The researchers also recognize that there are other adaptation options besides “moving up or moving over.” For example, local water agencies often rely on dikes, levees, and other “hard” infrastructure – which the researchers warn can promote development in areas prone to flooding, increasing the risk of catastrophic damages if infrastructure fails. Whatever the mix of responses is, FAST could help provide information, but it must be checked to see whether and how these options meet actual community needs.

Without analyses like FAST, reconstruction funding can often be directed to those with the greatest influence, who perhaps need the least support. “The study speaks to the potential to incorporate science-informed adaptation measures into reconstruction and disaster response, helping in investment prioritization. This is particularly useful nowadays with the discussions on mechanisms to compensate countries of the Global South for climate-change-attributed damages,” said Edgar Virgüez, postdoctoral research scientist and deputy group leader at the Carnegie Department of Global Ecology at Stanford and a co-author of the study. The FAST tool could offer a more data-driven and equitable approach to prioritization.

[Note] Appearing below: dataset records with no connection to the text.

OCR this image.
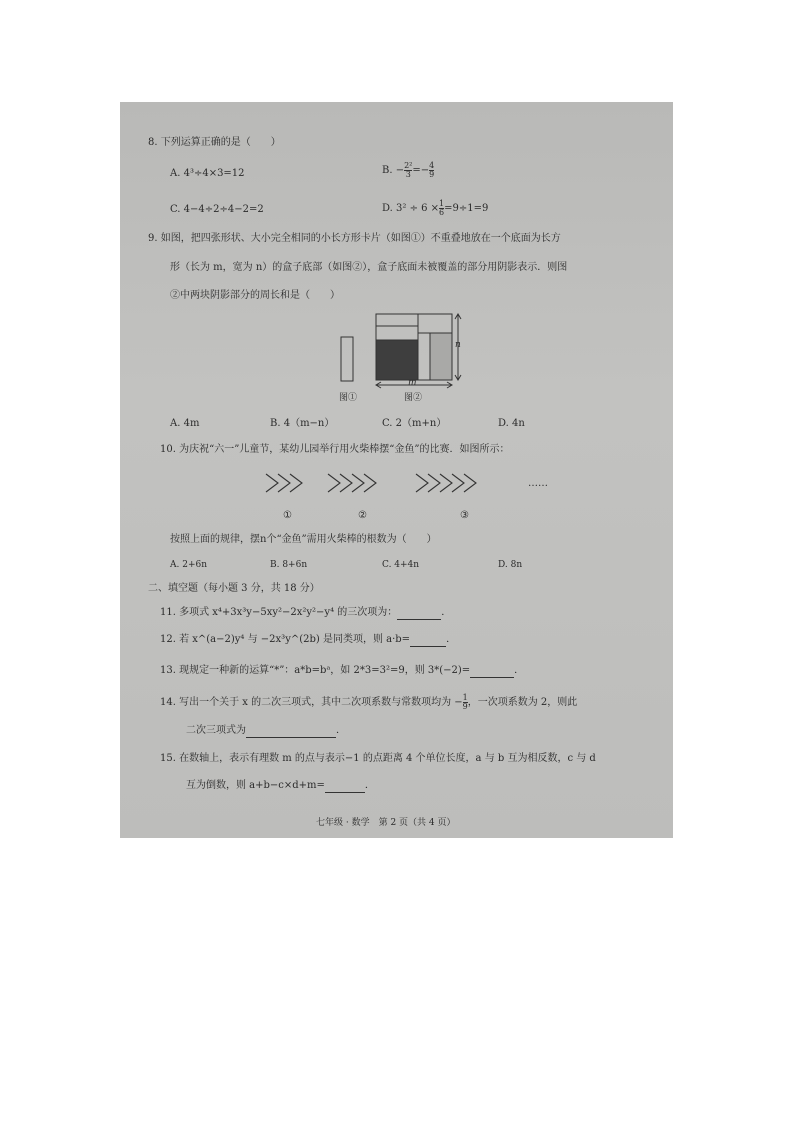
8. 下列运算正确的是（　　）
A. 4³÷4×3=12	B. − $\frac{\text{2²}}{3} =- \frac{4}{9}$
C. 4−4÷2÷4−2=2	D. $3^2 \div 6 \times \frac{1}{6} =9\div 1=9$
9. 如图，把四张形状、大小完全相同的小长方形卡片（如图①）不重叠地放在一个底面为长方
形（长为 m，宽为 n）的盒子底部（如图②），盒子底面未被覆盖的部分用阴影表示．则图
②中两块阴影部分的周长和是（　　）
n
m
图①	图②
A. 4m	B. 4（m−n）	C. 2（m+n）	D. 4n
10. 为庆祝“六一”儿童节，某幼儿园举行用火柴棒摆“金鱼”的比赛．如图所示：
……
①	②	③
按照上面的规律，摆n个“金鱼”需用火柴棒的根数为（　　）
A. 2+6n	B. 8+6n	C. 4+4n	D. 8n
二、填空题（每小题 3 分，共 18 分）
11. 多项式 x⁴+3x³y−5xy²−2x²y²−y⁴ 的三次项为：	．
12. 若 x^(a−2)y⁴ 与 −2x³y^(2b) 是同类项，则 a·b=	．
13. 现规定一种新的运算“*”：a*b=bᵃ，如 2*3=3²=9，则 3*(−2)=	．
14. 写出一个关于 x 的二次三项式，其中二次项系数与常数项均为 − $\frac{1}{9}$ ，一次项系数为 2，则此
二次三项式为	．
15. 在数轴上，表示有理数 m 的点与表示−1 的点距离 4 个单位长度，a 与 b 互为相反数，c 与 d
互为倒数，则 a+b−c×d+m=	．
七年级 · 数学　第 2 页（共 4 页）
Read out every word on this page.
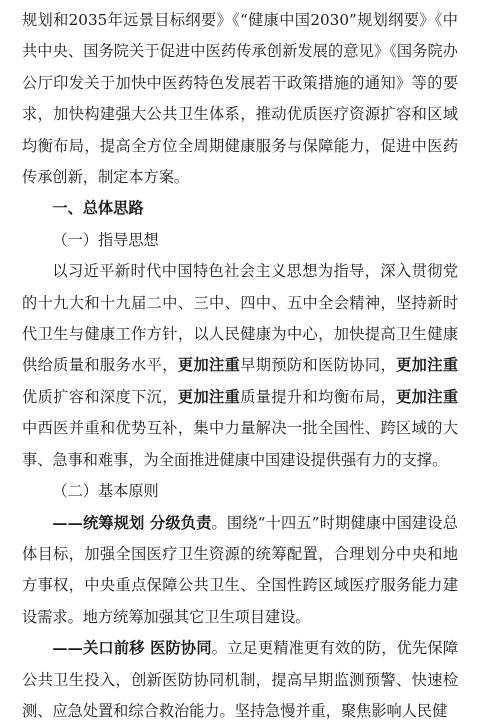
规划和2035年远景目标纲要》《“健康中国2030”规划纲要》《中共中央、国务院关于促进中医药传承创新发展的意见》《国务院办公厅印发关于加快中医药特色发展若干政策措施的通知》等的要求，加快构建强大公共卫生体系，推动优质医疗资源扩容和区域均衡布局，提高全方位全周期健康服务与保障能力，促进中医药传承创新，制定本方案。

一、总体思路

（一）指导思想

以习近平新时代中国特色社会主义思想为指导，深入贯彻党的十九大和十九届二中、三中、四中、五中全会精神，坚持新时代卫生与健康工作方针，以人民健康为中心，加快提高卫生健康供给质量和服务水平，更加注重早期预防和医防协同，更加注重优质扩容和深度下沉，更加注重质量提升和均衡布局，更加注重中西医并重和优势互补，集中力量解决一批全国性、跨区域的大事、急事和难事，为全面推进健康中国建设提供强有力的支撑。

（二）基本原则

——统筹规划 分级负责。围绕“十四五”时期健康中国建设总体目标，加强全国医疗卫生资源的统筹配置，合理划分中央和地方事权，中央重点保障公共卫生、全国性跨区域医疗服务能力建设需求。地方统筹加强其它卫生项目建设。

——关口前移 医防协同。立足更精准更有效的防，优先保障公共卫生投入，创新医防协同机制，提高早期监测预警、快速检测、应急处置和综合救治能力。坚持急慢并重，聚焦影响人民健
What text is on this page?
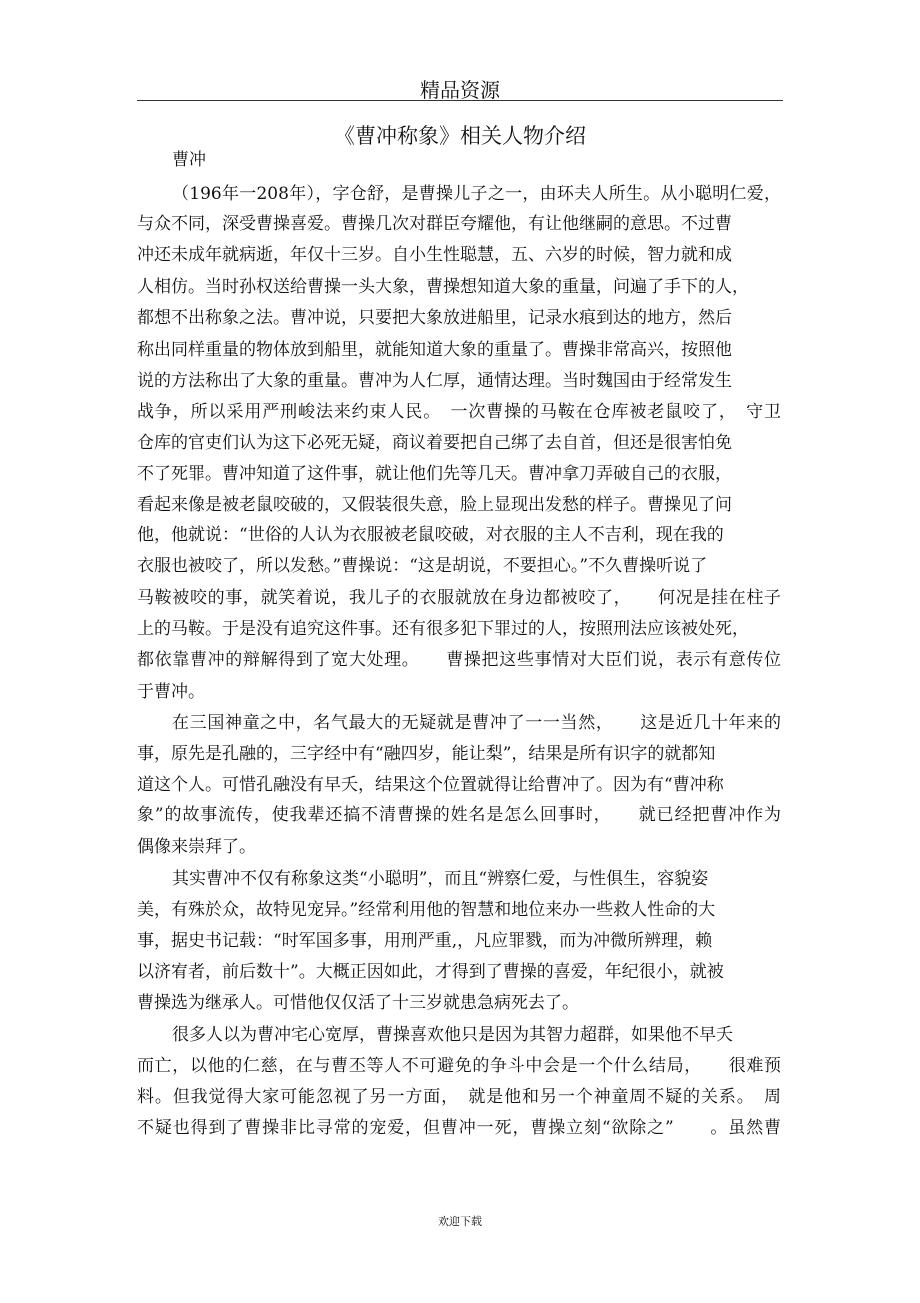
精品资源
《曹冲称象》相关人物介绍
曹冲
（196年一208年），字仓舒，是曹操儿子之一，由环夫人所生。从小聪明仁爱，
与众不同，深受曹操喜爱。曹操几次对群臣夸耀他，有让他继嗣的意思。不过曹
冲还未成年就病逝，年仅十三岁。自小生性聪慧，五、六岁的时候，智力就和成
人相仿。当时孙权送给曹操一头大象，曹操想知道大象的重量，问遍了手下的人，
都想不出称象之法。曹冲说，只要把大象放进船里，记录水痕到达的地方，然后
称出同样重量的物体放到船里，就能知道大象的重量了。曹操非常高兴，按照他
说的方法称出了大象的重量。曹冲为人仁厚，通情达理。当时魏国由于经常发生
战争，所以采用严刑峻法来约束人民。　一次曹操的马鞍在仓库被老鼠咬了，　守卫
仓库的官吏们认为这下必死无疑，商议着要把自己绑了去自首，但还是很害怕免
不了死罪。曹冲知道了这件事，就让他们先等几天。曹冲拿刀弄破自己的衣服，
看起来像是被老鼠咬破的，又假装很失意，脸上显现出发愁的样子。曹操见了问
他，他就说：“世俗的人认为衣服被老鼠咬破，对衣服的主人不吉利，现在我的
衣服也被咬了，所以发愁。”曹操说：“这是胡说，不要担心。”不久曹操听说了
马鞍被咬的事，就笑着说，我儿子的衣服就放在身边都被咬了，　　何况是挂在柱子
上的马鞍。于是没有追究这件事。还有很多犯下罪过的人，按照刑法应该被处死，
都依靠曹冲的辩解得到了宽大处理。　　曹操把这些事情对大臣们说，表示有意传位
于曹冲。
在三国神童之中，名气最大的无疑就是曹冲了一一当然，　　这是近几十年来的
事，原先是孔融的，三字经中有“融四岁，能让梨”，结果是所有识字的就都知
道这个人。可惜孔融没有早夭，结果这个位置就得让给曹冲了。因为有“曹冲称
象”的故事流传，使我辈还搞不清曹操的姓名是怎么回事时，　　就已经把曹冲作为
偶像来崇拜了。
其实曹冲不仅有称象这类“小聪明”，而且“辨察仁爱，与性俱生，容貌姿
美，有殊於众，故特见宠异。”经常利用他的智慧和地位来办一些救人性命的大
事，据史书记载：“时军国多事，用刑严重,，凡应罪戮，而为冲微所辨理，赖
以济宥者，前后数十”。大概正因如此，才得到了曹操的喜爱，年纪很小，就被
曹操选为继承人。可惜他仅仅活了十三岁就患急病死去了。
很多人以为曹冲宅心宽厚，曹操喜欢他只是因为其智力超群，如果他不早夭
而亡，以他的仁慈，在与曹丕等人不可避免的争斗中会是一个什么结局，　　很难预
料。但我觉得大家可能忽视了另一方面，　就是他和另一个神童周不疑的关系。　周
不疑也得到了曹操非比寻常的宠爱，但曹冲一死，曹操立刻“欲除之”　　。虽然曹
欢迎下载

“Countries of the Global South, like my native Colombia, would benefit from process-based model assessments at scale and in a timely manner that can guide the investments of scarce resources. Especially since many of these countries lack timely-generated data, which complicates strategic decision investments,” said Virgüez.

An important outcome of the United Nations Climate Conference last year (COP27) was a new Loss and Damage Fund to provide financial support for countries that are most vulnerable to climate change. In this paper, the team urged funders and governments to rebuild with adaptation in mind. To do that, they say, more science should also be directed toward understanding low-cost adaptation options. “Flood models are data-intensive, and you need specialized knowledge to run them,” said Schmitt. “We need adaptation research that is easier to use and act on. FAST is a step toward that goal.”